Dans son plus récent rapport annuel, il rappelle les échanges difficiles qu’il a eus avec la Ville d’Ottawa au fil des années.


« « Le but ultime du commissaire est et a toujours été de s’assurer que les citoyens et citoyennes de la Ville d’Ottawa puissent avoir un accès équitable aux services en français. » »
François Boileau

Il raconte être entré en communication avec les responsables de la municipalité afin d’établir un protocole de traitement de plaintes en 2011 en plus d’avoir échangé avec le maire et les fonctionnaires pour « souligner l’importance de pérenniser la collaboration via la mise en place d’un protocole formel ».
« Même si les relations ont été tendues durant les dernières années, le but ultime du commissaire est et a toujours été de s’assurer que les citoyens et citoyennes de la Ville d’Ottawa puissent avoir un accès équitable aux services en français », peut-on lire dans le rapport qui rappelle que cet objectif cadre avec les lois provinciales et les règlements adoptés par la Ville. 

« Malheureusement, la collaboration de la Ville d’Ottawa se fait encore et toujours attendre », soutient le commissaire dans son rapport.

François Boileau déplore le manque d’ouverture de l’appareil municipal de la capitale. 

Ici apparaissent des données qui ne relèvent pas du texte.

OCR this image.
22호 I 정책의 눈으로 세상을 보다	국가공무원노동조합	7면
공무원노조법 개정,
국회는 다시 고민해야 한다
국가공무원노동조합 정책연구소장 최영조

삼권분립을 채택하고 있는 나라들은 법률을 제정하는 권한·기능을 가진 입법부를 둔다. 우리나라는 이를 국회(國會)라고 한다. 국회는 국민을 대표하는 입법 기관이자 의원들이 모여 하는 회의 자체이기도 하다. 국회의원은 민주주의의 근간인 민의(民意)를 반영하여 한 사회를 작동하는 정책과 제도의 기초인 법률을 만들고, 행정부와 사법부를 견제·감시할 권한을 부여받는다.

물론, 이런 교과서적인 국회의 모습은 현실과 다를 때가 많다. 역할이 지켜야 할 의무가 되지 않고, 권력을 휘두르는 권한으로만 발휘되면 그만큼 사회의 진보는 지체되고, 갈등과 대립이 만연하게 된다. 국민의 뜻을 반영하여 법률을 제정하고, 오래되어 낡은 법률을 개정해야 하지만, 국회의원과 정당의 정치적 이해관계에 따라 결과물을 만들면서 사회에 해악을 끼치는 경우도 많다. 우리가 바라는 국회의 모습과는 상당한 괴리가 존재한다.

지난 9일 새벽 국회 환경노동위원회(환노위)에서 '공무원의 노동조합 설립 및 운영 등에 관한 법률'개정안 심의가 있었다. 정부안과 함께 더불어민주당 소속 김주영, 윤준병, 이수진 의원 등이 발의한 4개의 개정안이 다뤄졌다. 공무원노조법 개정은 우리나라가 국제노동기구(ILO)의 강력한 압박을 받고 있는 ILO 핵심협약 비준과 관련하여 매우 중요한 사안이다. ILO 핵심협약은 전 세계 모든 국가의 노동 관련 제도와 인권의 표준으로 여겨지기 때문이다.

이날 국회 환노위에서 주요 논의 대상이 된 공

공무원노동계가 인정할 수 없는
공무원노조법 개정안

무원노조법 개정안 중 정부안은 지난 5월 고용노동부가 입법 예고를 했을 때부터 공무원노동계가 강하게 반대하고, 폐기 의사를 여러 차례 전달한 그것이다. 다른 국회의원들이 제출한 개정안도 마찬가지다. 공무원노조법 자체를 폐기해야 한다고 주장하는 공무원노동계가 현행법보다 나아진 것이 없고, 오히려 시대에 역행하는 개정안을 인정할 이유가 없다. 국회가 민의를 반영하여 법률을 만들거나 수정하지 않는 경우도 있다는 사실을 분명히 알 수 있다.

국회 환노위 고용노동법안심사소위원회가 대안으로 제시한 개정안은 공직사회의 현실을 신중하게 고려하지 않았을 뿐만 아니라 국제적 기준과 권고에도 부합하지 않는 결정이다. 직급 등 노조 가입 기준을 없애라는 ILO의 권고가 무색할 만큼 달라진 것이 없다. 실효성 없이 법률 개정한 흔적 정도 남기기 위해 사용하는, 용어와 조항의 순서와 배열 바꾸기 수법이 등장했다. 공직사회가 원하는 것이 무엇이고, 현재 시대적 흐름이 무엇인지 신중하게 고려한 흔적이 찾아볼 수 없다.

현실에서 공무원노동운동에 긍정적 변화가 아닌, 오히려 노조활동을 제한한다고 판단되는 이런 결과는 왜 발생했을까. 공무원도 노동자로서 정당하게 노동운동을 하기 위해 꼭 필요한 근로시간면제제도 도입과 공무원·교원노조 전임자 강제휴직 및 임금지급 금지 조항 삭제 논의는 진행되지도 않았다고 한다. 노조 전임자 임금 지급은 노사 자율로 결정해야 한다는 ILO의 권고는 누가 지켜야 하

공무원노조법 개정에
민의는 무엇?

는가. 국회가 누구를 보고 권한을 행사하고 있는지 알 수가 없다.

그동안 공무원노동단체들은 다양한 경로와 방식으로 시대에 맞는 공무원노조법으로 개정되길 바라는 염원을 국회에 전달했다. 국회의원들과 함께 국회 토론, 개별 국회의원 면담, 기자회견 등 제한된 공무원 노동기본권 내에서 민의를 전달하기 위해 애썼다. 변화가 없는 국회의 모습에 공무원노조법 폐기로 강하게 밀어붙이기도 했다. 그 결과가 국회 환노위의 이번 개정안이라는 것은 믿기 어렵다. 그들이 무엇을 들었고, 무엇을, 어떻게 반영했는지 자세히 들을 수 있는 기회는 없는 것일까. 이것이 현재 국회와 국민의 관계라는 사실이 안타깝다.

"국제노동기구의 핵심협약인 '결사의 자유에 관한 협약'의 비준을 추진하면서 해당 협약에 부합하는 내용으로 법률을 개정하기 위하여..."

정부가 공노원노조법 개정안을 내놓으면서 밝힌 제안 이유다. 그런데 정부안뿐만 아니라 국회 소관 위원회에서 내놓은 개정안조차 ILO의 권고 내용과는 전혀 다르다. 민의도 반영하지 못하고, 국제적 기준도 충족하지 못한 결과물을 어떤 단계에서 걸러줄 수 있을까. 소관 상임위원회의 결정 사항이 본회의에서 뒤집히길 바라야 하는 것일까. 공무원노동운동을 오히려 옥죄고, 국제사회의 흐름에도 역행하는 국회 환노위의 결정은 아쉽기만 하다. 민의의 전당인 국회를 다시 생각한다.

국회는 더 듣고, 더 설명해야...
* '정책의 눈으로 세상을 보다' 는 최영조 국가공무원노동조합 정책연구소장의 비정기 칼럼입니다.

« La Ville ne semble pas comprendre que le Commissariat n’est pas un ombudsman de dernier recours, les plaignants pouvant se tourner vers le Commissariat en premier lieu », ajoute-t-il.

Étant donné que l’ombudsman a le pouvoir d’enquêter sur les municipalités, M. Boileau souhaite que la nouvelle entité tente de reprendre le dialogue pour établir un protocole qui permettra une résolution plus harmonieuse et productive du processus de plaintes.

Réaction du maire Watson

Le maire Jim Watson rejette du revers de la main les affirmations du commissaire Boileau.

« Nous ne sommes pas d’accord avec son interprétation de son mandat. Il est un employé de la province, un agent de l’Assemblée législative. Il n’avait pas le pouvoir de répondre aux plaintes à la Ville d’Ottawa car on a notre propre système, qui fonctionne très bien. [...] En moyenne, on répond aux critiques en l’espace de 15 jours. Il y a eu une diminution des plaintes en 2018 comparativement à 2017 [34 versus 47], mon but est de continuer à les réduire », dit-il, concédant malgré tout que l’ombudsman pourrait avoir plus d’emprise sur la capitale fédérale.